I think she had difficulty dealing with the fact I am unemployed. In October, I attended a retreat at which God opened my heart and I experienced a complete sense of surrender. I sat in front of the Blessed Sacrament with tears streaming down my face, repeating two words: “Anything, Lord, anything.” In reflecting upon the experience later, I thought God might be renewing the call to religious life, and told him I would go if he would take care of my student loan debt. (Religious orders want women, regardless of their age, to come unencumbered by debt.)
When I tried to talk with my spiritual director about these things so we could discern together what God was doing in my life, she said, “You have to come down off this mountain and get a job.” Through long hours of prayer, and a couple more powerful experiences of the heart, I eventually discerned that God had opened my heart in order to bring healing into my life and to create in me a clean heart, one that was not hardened by difficult life experiences and the shame of poor decisions, one open to doing his will.
Of course, yesterday, I wasn’t thinking of these things. I was pondering the possibility of giving my former spiritual director a little advice. Instead of paying attention to what I was doing, I was trying to find a gentle way to tell her not to agree to serve as a spiritual director to individuals if she didn’t have time to meet with them. Good intentions, I wanted to say, don’t help someone who is in need of reflective conversation. I also wanted to suggest that she pray with individuals when she meets with them.

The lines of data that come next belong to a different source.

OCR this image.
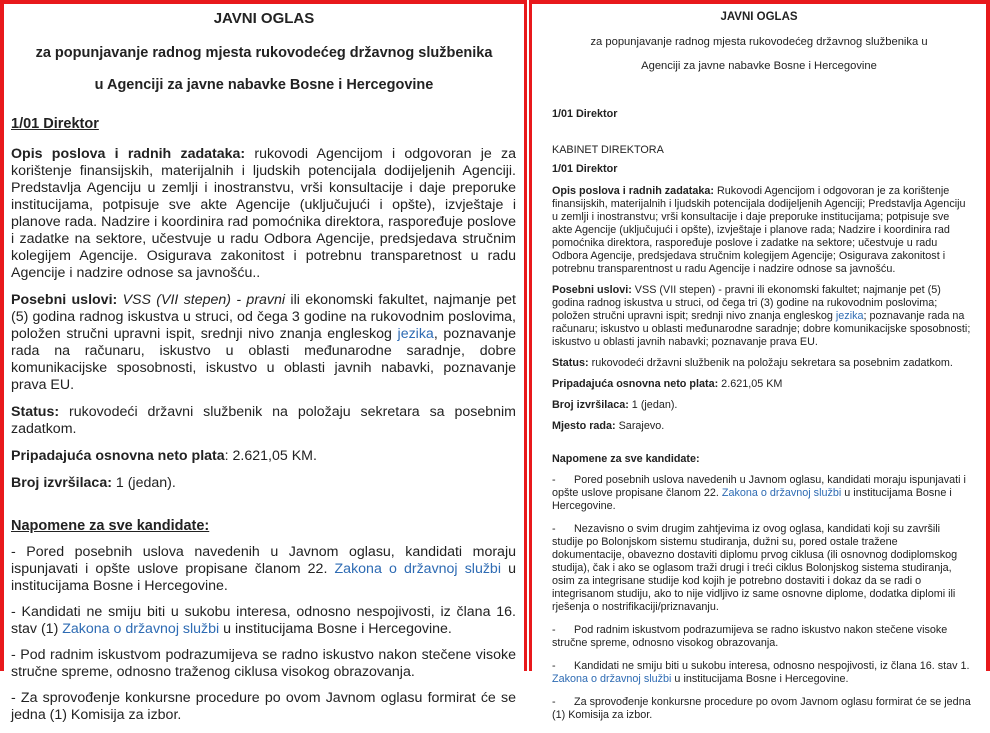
JAVNI OGLAS
za popunjavanje radnog mjesta rukovodećeg državnog službenika
u Agenciji za javne nabavke Bosne i Hercegovine
1/01 Direktor

Opis poslova i radnih zadataka: rukovodi Agencijom i odgovoran je za korištenje finansijskih, materijalnih i ljudskih potencijala dodijeljenih Agenciji. Predstavlja Agenciju u zemlji i inostranstvu, vrši konsultacije i daje preporuke institucijama, potpisuje sve akte Agencije (uključujući i opšte), izvještaje i planove rada. Nadzire i koordinira rad pomoćnika direktora, raspoređuje poslove i zadatke na sektore, učestvuje u radu Odbora Agencije, predsjedava stručnim kolegijem Agencije. Osigurava zakonitost i potrebnu transparetnost u radu Agencije i nadzire odnose sa javnošću..

Posebni uslovi: VSS (VII stepen) - pravni ili ekonomski fakultet, najmanje pet (5) godina radnog iskustva u struci, od čega 3 godine na rukovodnim poslovima, položen stručni upravni ispit, srednji nivo znanja engleskog jezika, poznavanje rada na računaru, iskustvo u oblasti međunarodne saradnje, dobre komunikacijske sposobnosti, iskustvo u oblasti javnih nabavki, poznavanje prava EU.

Status: rukovodeći državni službenik na položaju sekretara sa posebnim zadatkom.

Pripadajuća osnovna neto plata: 2.621,05 KM.

Broj izvršilaca: 1 (jedan).

Napomene za sve kandidate:

- Pored posebnih uslova navedenih u Javnom oglasu, kandidati moraju ispunjavati i opšte uslove propisane članom 22. Zakona o državnoj službi u institucijama Bosne i Hercegovine.

- Kandidati ne smiju biti u sukobu interesa, odnosno nespojivosti, iz člana 16. stav (1) Zakona o državnoj službi u institucijama Bosne i Hercegovine.

- Pod radnim iskustvom podrazumijeva se radno iskustvo nakon stečene visoke stručne spreme, odnosno traženog ciklusa visokog obrazovanja.

- Za sprovođenje konkursne procedure po ovom Javnom oglasu formirat će se jedna (1) Komisija za izbor.

JAVNI OGLAS
za popunjavanje radnog mjesta rukovodećeg državnog službenika u
Agenciji za javne nabavke Bosne i Hercegovine
1/01 Direktor
KABINET DIREKTORA
1/01 Direktor

Opis poslova i radnih zadataka: Rukovodi Agencijom i odgovoran je za korištenje finansijskih, materijalnih i ljudskih potencijala dodijeljenih Agenciji; Predstavlja Agenciju u zemlji i inostranstvu; vrši konsultacije i daje preporuke institucijama; potpisuje sve akte Agencije (uključujući i opšte), izvještaje i planove rada; Nadzire i koordinira rad pomoćnika direktora, raspoređuje poslove i zadatke na sektore; učestvuje u radu Odbora Agencije, predsjedava stručnim kolegijem Agencije; Osigurava zakonitost i potrebnu transparentnost u radu Agencije i nadzire odnose sa javnošću.

Posebni uslovi: VSS (VII stepen) - pravni ili ekonomski fakultet; najmanje pet (5) godina radnog iskustva u struci, od čega tri (3) godine na rukovodnim poslovima; položen stručni upravni ispit; srednji nivo znanja engleskog jezika; poznavanje rada na računaru; iskustvo u oblasti međunarodne saradnje; dobre komunikacijske sposobnosti; iskustvo u oblasti javnih nabavki; poznavanje prava EU.

Status: rukovodeći državni službenik na položaju sekretara sa posebnim zadatkom.

Pripadajuća osnovna neto plata: 2.621,05 KM

Broj izvršilaca: 1 (jedan).

Mjesto rada: Sarajevo.

Napomene za sve kandidate:

- Pored posebnih uslova navedenih u Javnom oglasu, kandidati moraju ispunjavati i opšte uslove propisane članom 22. Zakona o državnoj službi u institucijama Bosne i Hercegovine.

- Nezavisno o svim drugim zahtjevima iz ovog oglasa, kandidati koji su završili studije po Bolonjskom sistemu studiranja, dužni su, pored ostale tražene dokumentacije, obavezno dostaviti diplomu prvog ciklusa (ili osnovnog dodiplomskog studija), čak i ako se oglasom traži drugi i treći ciklus Bolonjskog sistema studiranja, osim za integrisane studije kod kojih je potrebno dostaviti i dokaz da se radi o integrisanom studiju, ako to nije vidljivo iz same osnovne diplome, dodatka diplomi ili rješenja o nostrifikaciji/priznavanju.

- Pod radnim iskustvom podrazumijeva se radno iskustvo nakon stečene visoke stručne spreme, odnosno visokog obrazovanja.

- Kandidati ne smiju biti u sukobu interesa, odnosno nespojivosti, iz člana 16. stav 1. Zakona o državnoj službi u institucijama Bosne i Hercegovine.

- Za sprovođenje konkursne procedure po ovom Javnom oglasu formirat će se jedna (1) Komisija za izbor.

With my mind wrapped up in these matters, I failed to notice that I hadn’t lined up a plastic peg with the hole into which it was supposed to slide. Before I knew what had happened, the peg broke. I spent the next half hour trying to figure out solutions to the problem. Eventually, I decided I would nail the two sections together, but one of the nails didn’t go in straight and i ended up splitting the shelf. I was incredibly irritated with myself for making a mess of such a simple job.
This morning as I was thinking of this, I realized my spiritual director was like my mom some ways. Mom has achieved the stature of sainthood in the minds of those who knew her because she died young, had numerous friends and was active in the community. Those with whom she shared her life missed her desperately after she died and tended to forget her human fallibilities.

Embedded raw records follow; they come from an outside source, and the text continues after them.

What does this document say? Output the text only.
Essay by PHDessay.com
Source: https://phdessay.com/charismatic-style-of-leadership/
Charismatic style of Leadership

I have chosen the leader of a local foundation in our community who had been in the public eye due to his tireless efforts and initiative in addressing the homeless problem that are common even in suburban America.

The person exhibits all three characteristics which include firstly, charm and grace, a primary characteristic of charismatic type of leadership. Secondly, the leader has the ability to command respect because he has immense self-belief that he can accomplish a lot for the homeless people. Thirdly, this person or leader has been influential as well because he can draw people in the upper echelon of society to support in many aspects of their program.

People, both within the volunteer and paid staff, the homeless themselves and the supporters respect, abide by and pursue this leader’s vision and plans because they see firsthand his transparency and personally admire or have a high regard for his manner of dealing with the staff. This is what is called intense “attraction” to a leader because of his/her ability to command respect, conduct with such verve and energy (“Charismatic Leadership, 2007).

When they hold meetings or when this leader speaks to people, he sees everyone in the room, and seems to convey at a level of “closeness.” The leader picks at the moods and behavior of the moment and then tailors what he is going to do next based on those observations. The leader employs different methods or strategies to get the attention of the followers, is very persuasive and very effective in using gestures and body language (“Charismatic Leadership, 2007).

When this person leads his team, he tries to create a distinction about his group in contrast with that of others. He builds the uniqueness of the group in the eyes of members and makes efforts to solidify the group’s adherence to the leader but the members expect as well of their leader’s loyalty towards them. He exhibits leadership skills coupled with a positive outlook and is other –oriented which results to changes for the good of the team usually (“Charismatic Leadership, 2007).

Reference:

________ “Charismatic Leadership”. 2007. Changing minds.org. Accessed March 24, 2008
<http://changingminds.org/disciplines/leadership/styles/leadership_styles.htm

The truth is that I couldn’t count on my mother — for the things that mattered to me — any more than I could count on my spiritual director. Just as my spiritual director was focused on me getting a job, and didn’t think the pilgrimage of the heart to which God called me was important, my mom was focused on trying to make me into her image of the perfect daughter.
She wanted me to be popular, an extrovert with boyfriends; I was a socially-inept introvert. Her advice — which felt like criticism — only made me more self-conscious and inhibited about normal human interaction. I used to hide in the closet to read; the only thing my mother read was the daily newspaper after supper in the evening. I didn’t show her my drawings or the poems I wrote because she would mock me in front of her friends when they had coffee together. I also couldn’t share my excitement about my academic achievements with her, because she believed guys didn’t like smart girls and would encourage me to spend less time studying.
In thinking about these things this morning, I realized I’m a big girl now — and I’m not talking about my physical size. I mean I realized I have allowed my mother’s lack of support to set the course for my life. When I was working to build an art career in the 1990s, I felt guilty for doing so and gave it up when the opportunity arose to do something my mother would respect. Granted, I only see this now. As recently as yesterday I would not have been able to explain why I gave up my art career. I only knew that I did and that I regretted it with a heartsick sense of having betrayed myself I could not explain.
So now, because I assembled a set of bookshelves poorly, because I had been thinking about a spiritual director who failed to actually provide spiritual direction, I know this truth. Jesus said, “The truth will set you free” (John 8:32). Hopefully, with God’s grace, this truth will set me free to do the work He calls me to do with the gifts He has given me.
And, hopefully, the three or four faithful readers I have will hold me accountable and remind me of this when they notice I have forgotten.